Posted: Friday, August 8, 2014 1:00 pm
After more than 30 years in the Tejano music industry, Tony Guerrero of La Sombra still vividly remembers who it was that made him fall in love with singing.
“As I was growing up, my mom sang — God rest her soul,” Tony said of his late mother, Maria Guerrero, who passed away in 2004. “She would sing to me when I was a little boy so much that I ended up learning the words to the songs that she would sing. Then when I would start singing with her, she would start harmonizing.”
She liked what Tony describes as being “puras canciones viejecitas” (“old songs”). One tune he remembers his mom singing quite often was “Te Vas Angel Mio.”
He was born in Las Prietas area of Brownsville, but he and his family moved to Aurora, Illinois when he was still in elementary school. In addition to the strong influence of his madre, he would also enjoy listening to his sisters — Maria Luisa and Felipa.
Tony got the urge to try out the trumpet and saxophone during his youth. He soon realized that they weren’t a right fit for him.
His older brother Cruz was involved in a group named La Coleccion Latina. They would practice in the Guerrero family basement, and leave their instruments there after they were done. Tony decided then that he was going to try his hands at the keyboard.
“I learned it all on my own,” he said.
He was 14 when he started singing and playing the keyboard on stage.
By the early 1980s, Tony was having a blast performing with three different bands in the Aurora and Chicago area. One of those groups was a four-piece ensemble that would come to be known as La Sombra.
“I originally started La Sombra from scratch,” Tony said. “With a cousin of mine, a nephew and a friend.”
Tony would chose to leave the other two bands behind and focus on his work with La Sombra after the release of Mi Guerita Coca-Cola (1984).
“La Sombra recorded that first record, and it blew up,” he said.
Some of the elements that Tony introduced to his style still stand out to this day. He thinks that having an interest in music outside of the Tejano genre helped him break out.
“To be honest with you, my passion for music when I first started was hip hop, R&B and rap,” Tony said. “I was in love with Michael Jackson. I wanted to be like Michael Jackson. I was always in the basement, trying to learn his moves.”
While he admits that he couldn’t quite master those elite moves, he still choreographed his own dancing routines.
Two of the best examples of Tony’s brand of music are “El Sancho” and “El Sapo.”

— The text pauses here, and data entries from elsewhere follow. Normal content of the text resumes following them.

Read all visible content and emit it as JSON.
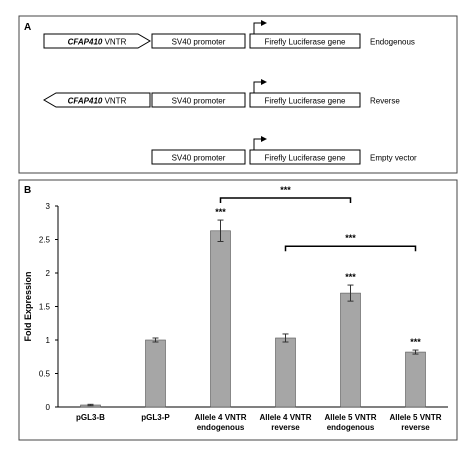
{
  "panel_a": {
    "label": "A",
    "rows": [
      {
        "vntr_gene": "CFAP410",
        "vntr_suffix": " VNTR",
        "orientation": "forward",
        "promoter": "SV40 promoter",
        "reporter": "Firefly Luciferase gene",
        "name": "Endogenous"
      },
      {
        "vntr_gene": "CFAP410",
        "vntr_suffix": " VNTR",
        "orientation": "reverse",
        "promoter": "SV40 promoter",
        "reporter": "Firefly Luciferase gene",
        "name": "Reverse"
      },
      {
        "vntr_gene": "",
        "vntr_suffix": "",
        "orientation": "none",
        "promoter": "SV40 promoter",
        "reporter": "Firefly Luciferase gene",
        "name": "Empty vector"
      }
    ]
  },
  "panel_b": {
    "label": "B"
  },
  "chart_data": {
    "type": "bar",
    "ylabel": "Fold Expression",
    "xlabel": "",
    "title": "",
    "ylim": [
      0,
      3
    ],
    "yticks": [
      0,
      0.5,
      1,
      1.5,
      2,
      2.5,
      3
    ],
    "grid": false,
    "bar_color": "#a6a6a6",
    "categories": [
      [
        "pGL3-B"
      ],
      [
        "pGL3-P"
      ],
      [
        "Allele 4 VNTR",
        "endogenous"
      ],
      [
        "Allele 4 VNTR",
        "reverse"
      ],
      [
        "Allele 5 VNTR",
        "endogenous"
      ],
      [
        "Allele 5 VNTR",
        "reverse"
      ]
    ],
    "values": [
      0.03,
      1.0,
      2.63,
      1.03,
      1.7,
      0.82
    ],
    "errors": [
      0.01,
      0.03,
      0.16,
      0.06,
      0.12,
      0.03
    ],
    "bar_annotations": [
      "",
      "",
      "***",
      "",
      "***",
      "***"
    ],
    "comparisons": [
      {
        "from": 2,
        "to": 4,
        "label": "***",
        "level": 3.12
      },
      {
        "from": 3,
        "to": 5,
        "label": "***",
        "level": 2.4
      }
    ]
  }
}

The “El Sancho” music video, which features all the band members and a man that looks like David Byrne in True Stories, is wild nostalgic trip. The comedic piece ends with a rap by Tony in which he warns men that if they don’t take care of their women, a sancho (lover) will come along to do so.
“El Sapo” is a goofy cumbia that starts off with frog ribbits. It remains one of La Sombra’s biggest hits.

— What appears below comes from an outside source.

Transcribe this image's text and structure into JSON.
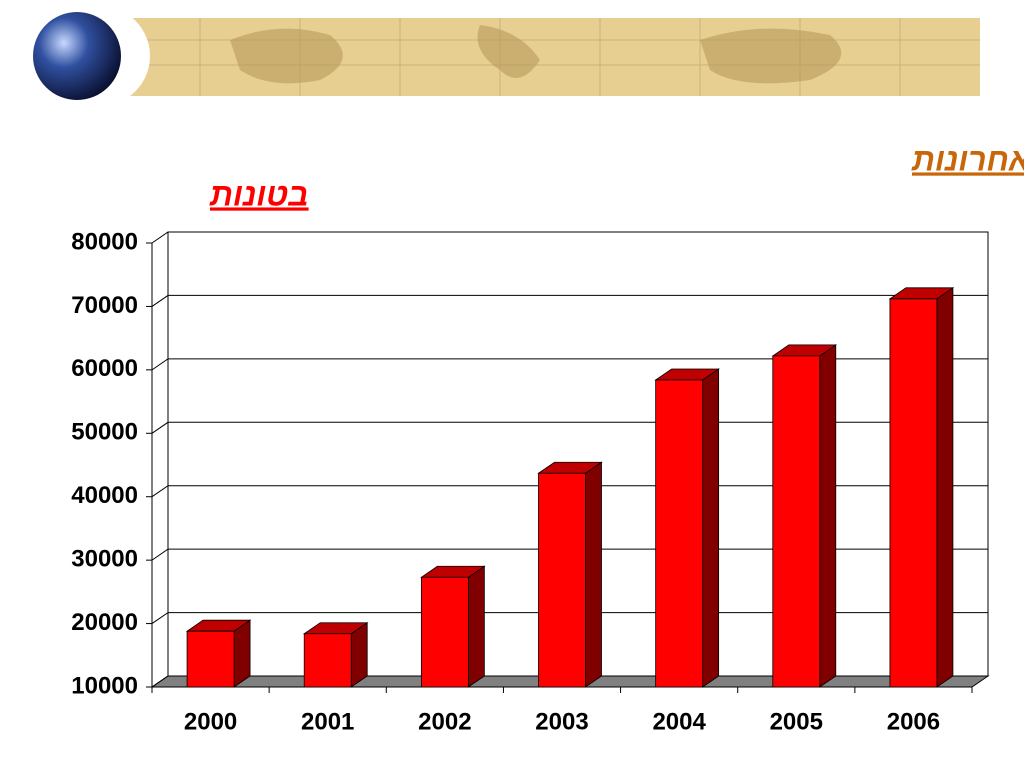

“That song went gold and platinum,” Tony said. “It was a very big surprise for me. I liked the song, but at the same time it kind of freaked me out because I thought, ‘This is a song about a frog.’”
When looking back at his career, Tony likes to use the year 1984 as his starting point. That’s when he knew he was going to have a future, thanks to the success of his debut album.
While he has been influenced by many over the past 30 years, he still points to his mother as his key inspiration.
“I was like a mama’s boy,” Tony said. “I saw a lot of groups performing as I was growing up, but most of (my style) came from my mom.”